Derg Downfall Day (National Day) in Ethiopia ደርግ የወደቀበት ቀን

Derg Downfall Day, also called Ginbot 20 or National Day, marks the fall of Ethiopia's military Derg regime on May 28, 1991.

Destroyed T-62 and T-55 tanks in Addis Ababa, May 1991
Destroyed Soviet-built T-62 and T-55 tanks outside the Presidential Palace in Addis Ababa, days after the fall of the Derg regime on May 28, 1991. Photo by MSGT Ed Boyce, U.S. Department of Defense. Public domain via Wikimedia Commons.

The Derg regime, 1974 to 1991

The Derg was a committee of low-ranking military officers that took power in September 1974 by overthrowing the eighty-three-year-old Emperor Haile Selassie I. Under chairman Mengistu Haile Mariam from 1977 onward, the Derg ran a Marxist-Leninist single-party state that nationalized land and industry, fought multiple civil wars, and conducted the Red Terror, a campaign of state killings that took the lives of tens of thousands of Ethiopians, especially university students and members of rival leftist movements.

The regime collapsed under the combined pressure of the Ethiopian People's Revolutionary Democratic Front (EPRDF), the Eritrean People's Liberation Front (EPLF) advancing on Asmara, the Tigray People's Liberation Front (TPLF) advancing on Addis Ababa, the loss of Soviet backing after the fall of communism in Europe, and the famine of the late 1980s. Mengistu fled to Zimbabwe on May 21, 1991. EPRDF forces entered Addis Ababa on May 28.

What May 28 marks

The day marks the end of the longest period of Ethiopian autocracy in the modern era and the transition to the federal constitution of 1995. It is also a day of national memory for the human cost of the Derg years. Many Ethiopian families lost relatives. The Red Terror Martyrs' Memorial Museum in Meskel Square, Addis Ababa, preserves names, photographs, prison letters, and personal effects of the dead.

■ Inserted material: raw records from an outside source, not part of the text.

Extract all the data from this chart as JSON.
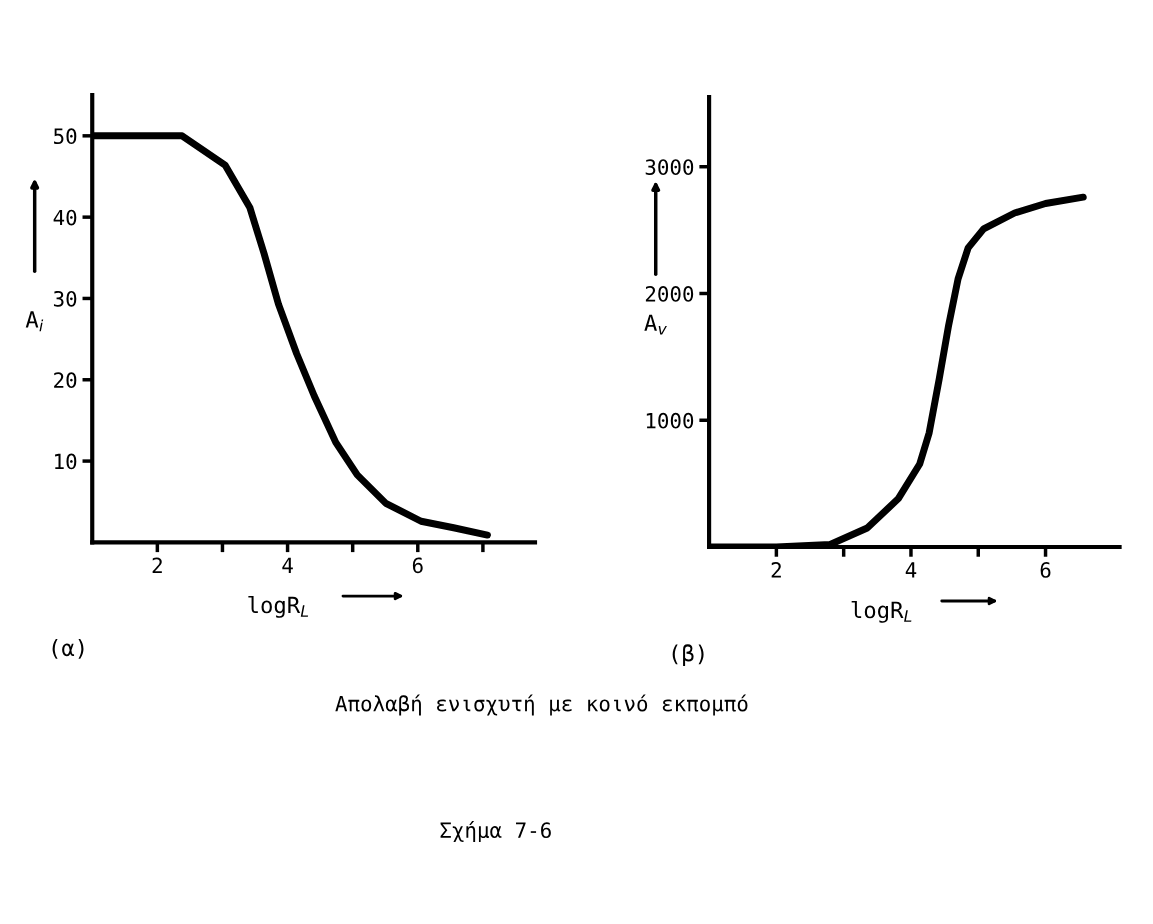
{
  "chart_data": [
    {
      "type": "line",
      "xlabel": "logR$_{L}$",
      "ylabel": "A$_{i}$",
      "annotations": [
        "(α)"
      ],
      "x": [
        1,
        2.38,
        3.04,
        3.42,
        3.64,
        3.86,
        4.14,
        4.41,
        4.74,
        5.07,
        5.51,
        6.05,
        6.55,
        7.07
      ],
      "series": [
        {
          "color": "#000000",
          "values": [
            50,
            50,
            46.4,
            41.2,
            35.5,
            29.3,
            23.2,
            18.0,
            12.3,
            8.3,
            4.8,
            2.6,
            1.8,
            0.9
          ]
        }
      ],
      "xlim": [
        1,
        7.8
      ],
      "ylim": [
        0,
        55
      ],
      "xticks": [
        2,
        {
          "value": 3,
          "label": null
        },
        4,
        {
          "value": 5,
          "label": null
        },
        6,
        {
          "value": 7,
          "label": null
        }
      ],
      "yticks": [
        10,
        20,
        30,
        40,
        50
      ],
      "grid": false,
      "marker": "none",
      "line_style": "solid"
    },
    {
      "type": "line",
      "xlabel": "logR$_{L}$",
      "ylabel": "A$_{v}$",
      "annotations": [
        "(β)",
        "Απολαβή ενισχυτή με κοινό εκπομπό",
        "Σχήμα 7-6"
      ],
      "x": [
        1,
        2,
        2.8,
        3.35,
        3.81,
        4.13,
        4.27,
        4.42,
        4.56,
        4.7,
        4.85,
        5.08,
        5.54,
        6.0,
        6.56
      ],
      "series": [
        {
          "color": "#000000",
          "values": [
            0,
            0,
            20,
            150,
            380,
            655,
            900,
            1326,
            1750,
            2115,
            2360,
            2510,
            2635,
            2710,
            2760
          ]
        }
      ],
      "xlim": [
        1,
        7.1
      ],
      "ylim": [
        0,
        3550
      ],
      "xticks": [
        2,
        {
          "value": 3,
          "label": null
        },
        4,
        {
          "value": 5,
          "label": null
        },
        6
      ],
      "yticks": [
        1000,
        2000,
        3000
      ],
      "grid": false,
      "marker": "none",
      "line_style": "solid"
    }
  ]
}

The political meaning of the day has shifted with the country's politics. For some Ethiopians it is a celebration of liberation. For others it is a day of mourning and a moment to debate the country's continuing political evolution. For all, it is a working public holiday and a marker of historical memory.

1991 in African history

The Derg's fall came in the same year as the lifting of the South African states of emergency and the final negotiations that ended apartheid. The Soviet collapse in late 1991 ended Cold War proxy conflicts across Africa from Angola to Mozambique to the Horn. Ethiopia's transition is studied across the continent as one of the major African political turning points of the 1990s.